Comcast tackles Fox with £22bn Sky offer

US media company Comcast has today (Wednesday) announced a firm superior cash proposal to acquire Sky, the European pay-television broadcaster operated by rival media company 21st Century Fox, with Sky withdrawing its recommendation for the offer submitted by Fox last year.

Comcast’s announcement of a superior cash proposal of £12.50 (€14/$17) per share represents a 16 per cent increase in value over the existing 21st Century Fox offer, which values Sky at around £19bn. Comcast’s superior cash proposal implies an equity value of £22bn for Sky.

Comcast said a combination would bring “attractive financial benefits” to its shareholders and is expected to be accretive to Comcast’s free cash flow per share in year one.

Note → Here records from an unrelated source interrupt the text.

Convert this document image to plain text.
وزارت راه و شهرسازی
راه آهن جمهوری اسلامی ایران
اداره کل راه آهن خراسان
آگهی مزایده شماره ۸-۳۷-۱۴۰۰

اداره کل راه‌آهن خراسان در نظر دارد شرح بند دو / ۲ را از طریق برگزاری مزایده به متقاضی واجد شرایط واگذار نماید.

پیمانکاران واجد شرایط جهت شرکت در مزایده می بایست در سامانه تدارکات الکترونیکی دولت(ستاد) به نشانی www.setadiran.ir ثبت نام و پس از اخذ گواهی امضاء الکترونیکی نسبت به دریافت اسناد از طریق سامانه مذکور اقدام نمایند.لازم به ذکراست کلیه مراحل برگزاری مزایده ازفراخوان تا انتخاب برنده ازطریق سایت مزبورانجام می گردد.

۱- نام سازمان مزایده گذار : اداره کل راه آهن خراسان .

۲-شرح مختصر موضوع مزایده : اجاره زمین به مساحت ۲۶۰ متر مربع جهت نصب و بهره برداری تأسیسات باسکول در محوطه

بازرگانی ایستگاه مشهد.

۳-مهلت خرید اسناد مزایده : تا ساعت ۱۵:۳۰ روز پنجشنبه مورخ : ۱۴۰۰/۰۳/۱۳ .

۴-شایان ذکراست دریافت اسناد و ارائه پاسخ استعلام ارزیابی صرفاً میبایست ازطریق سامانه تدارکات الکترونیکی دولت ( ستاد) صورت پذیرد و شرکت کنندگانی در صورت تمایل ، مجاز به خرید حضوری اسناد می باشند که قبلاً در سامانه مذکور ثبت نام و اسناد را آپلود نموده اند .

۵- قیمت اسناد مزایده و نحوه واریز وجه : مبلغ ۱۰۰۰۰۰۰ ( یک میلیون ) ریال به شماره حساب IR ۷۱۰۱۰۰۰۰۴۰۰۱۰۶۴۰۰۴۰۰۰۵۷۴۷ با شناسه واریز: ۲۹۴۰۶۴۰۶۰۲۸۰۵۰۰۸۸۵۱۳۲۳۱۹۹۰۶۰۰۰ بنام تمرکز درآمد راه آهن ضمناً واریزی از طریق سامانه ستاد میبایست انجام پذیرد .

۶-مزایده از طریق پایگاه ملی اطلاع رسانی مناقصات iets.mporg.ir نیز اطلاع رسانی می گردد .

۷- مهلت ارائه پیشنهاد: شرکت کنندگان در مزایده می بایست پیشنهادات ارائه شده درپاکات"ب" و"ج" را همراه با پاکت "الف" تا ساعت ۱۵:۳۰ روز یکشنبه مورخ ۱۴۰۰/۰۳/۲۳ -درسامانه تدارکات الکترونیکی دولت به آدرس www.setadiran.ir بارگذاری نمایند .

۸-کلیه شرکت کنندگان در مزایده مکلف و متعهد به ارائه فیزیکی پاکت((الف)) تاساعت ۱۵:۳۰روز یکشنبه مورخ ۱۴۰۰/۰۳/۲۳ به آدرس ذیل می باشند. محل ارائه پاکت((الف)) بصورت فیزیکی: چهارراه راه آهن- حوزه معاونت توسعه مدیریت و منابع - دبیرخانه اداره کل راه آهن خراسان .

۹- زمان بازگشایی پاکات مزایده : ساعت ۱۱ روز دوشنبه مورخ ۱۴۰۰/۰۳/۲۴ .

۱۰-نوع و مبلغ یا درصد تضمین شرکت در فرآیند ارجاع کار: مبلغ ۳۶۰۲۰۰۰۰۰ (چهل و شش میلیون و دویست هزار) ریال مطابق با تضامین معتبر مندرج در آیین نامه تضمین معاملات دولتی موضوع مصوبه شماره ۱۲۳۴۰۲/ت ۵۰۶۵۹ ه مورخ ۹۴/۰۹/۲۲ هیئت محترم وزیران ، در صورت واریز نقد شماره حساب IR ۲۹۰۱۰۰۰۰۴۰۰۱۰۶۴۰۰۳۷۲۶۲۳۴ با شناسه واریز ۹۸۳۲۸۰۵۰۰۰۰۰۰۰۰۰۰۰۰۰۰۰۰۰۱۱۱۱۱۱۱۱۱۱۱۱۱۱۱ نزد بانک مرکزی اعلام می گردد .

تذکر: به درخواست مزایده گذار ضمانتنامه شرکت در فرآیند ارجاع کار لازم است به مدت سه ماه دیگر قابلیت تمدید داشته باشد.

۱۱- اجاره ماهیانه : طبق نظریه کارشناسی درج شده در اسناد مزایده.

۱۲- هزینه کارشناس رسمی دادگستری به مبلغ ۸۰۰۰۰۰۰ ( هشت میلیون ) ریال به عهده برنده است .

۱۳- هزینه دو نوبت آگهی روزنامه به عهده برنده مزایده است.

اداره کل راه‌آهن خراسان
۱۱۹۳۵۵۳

Comcast chairman and chief executive, Brian Roberts, said in a statement: “We think Sky is an outstanding company. It has 23 million customers and leading positions in the UK, Italy, and Germany.

“Sky has been a consistent innovator in its use of technology to deliver a fantastic viewing experience and has a proud record of investment in news and programming. It has great people and a very strong and capable management team.

“Comcast intends to use Sky as a platform for growth in Europe. We already have a strong presence in London through our NBCUniversal international operations, and we intend to maintain Sky’s UK headquarters. Adding Sky to the Comcast family of businesses will increase our international revenues from nine per cent to 25 per cent of company revenues.”

Comcast first outlined an offer at the same £12.50 per share price in February and said it would continue to engage with Sky’s independent directors in a bid to gain a recommendation for its deal.

Today’s news comes just weeks after US media company Walt Disney was told it will have to make a full takeover bid for Sky, even if the UK competition regulator scuppers Rupert Murdoch’s attempt to seize full control.

In December, Disney announced a $52.4bn (€42.1bn) deal to acquire a significant share of 21st Century Fox’s business interests in an agreement that would ultimately lead to it securing control of Sky and media company Star India.

Fox, which already owns 39 per cent of Sky, is seeking to secure full control of the company by acquiring the 61 per cent stake it doesn’t already own. If the UK’s Competition and Markets Authority gives the green light to Murdoch’s bid and Disney is then allowed to conclude its Fox deal, Sky would come under full ownership of Disney.

However, Disney in December made an alternative proposal should Fox’s bid for Sky fail to gain regulatory approval. It approached the UK takeover panel, the city watchdog for corporate deals, stating it did not wish to be forced to pursue a full takeover of Sky if Murdoch failed to secure control. The takeover code stipulates that companies are normally obliged to make an offer if they acquire a stake exceeding 30 per cent.

Fox today said it remained committed to its recommended cash offer for Sky announced in December, and is currently assessing its options. “A further announcement will be made in due course,” it told the Reuters news agency.

However, in a statement today Sky said: “As a result of the announcement of this higher cash offer, the Independent Committee is withdrawing its recommendation of the offer announced by 21CF on 15 December 2016… and is now terminating the Co-operation Agreement entered into with 21CF on the same date.

“Accordingly, certain provisions of the Co-operation Agreement will cease to apply including the obligation on 21CF to pay a break fee of £200m. The Co-operation Agreement ensures, however, that certain obligations on 21CF continue after such termination, including, unless the Independent Committee agrees otherwise, that: (i) the 21CF Offer cannot close without the approval of at least a majority of independent Sky shareholders and (ii) 21CF will continue to be bound by the standstill provisions agreed to in the Co-operation Agreement.

“The Independent Committee is mindful of its fiduciary duties and has consistently sought to maximise value for all shareholders. At this time, the Independent Committee notes that both offers are subject to pre-conditions and neither offer is currently capable of being put to shareholders.

“The Independent Committee intends to co-operate fully with both parties to secure the relevant approvals in order to satisfy the preconditions for both offers. Until the relevant pre-conditions are satisfied, Sky shareholders are advised to take no action.”

Sky is a major sports broadcaster in Europe and is the primary domestic rights-holder of football’s English Premier League in the UK.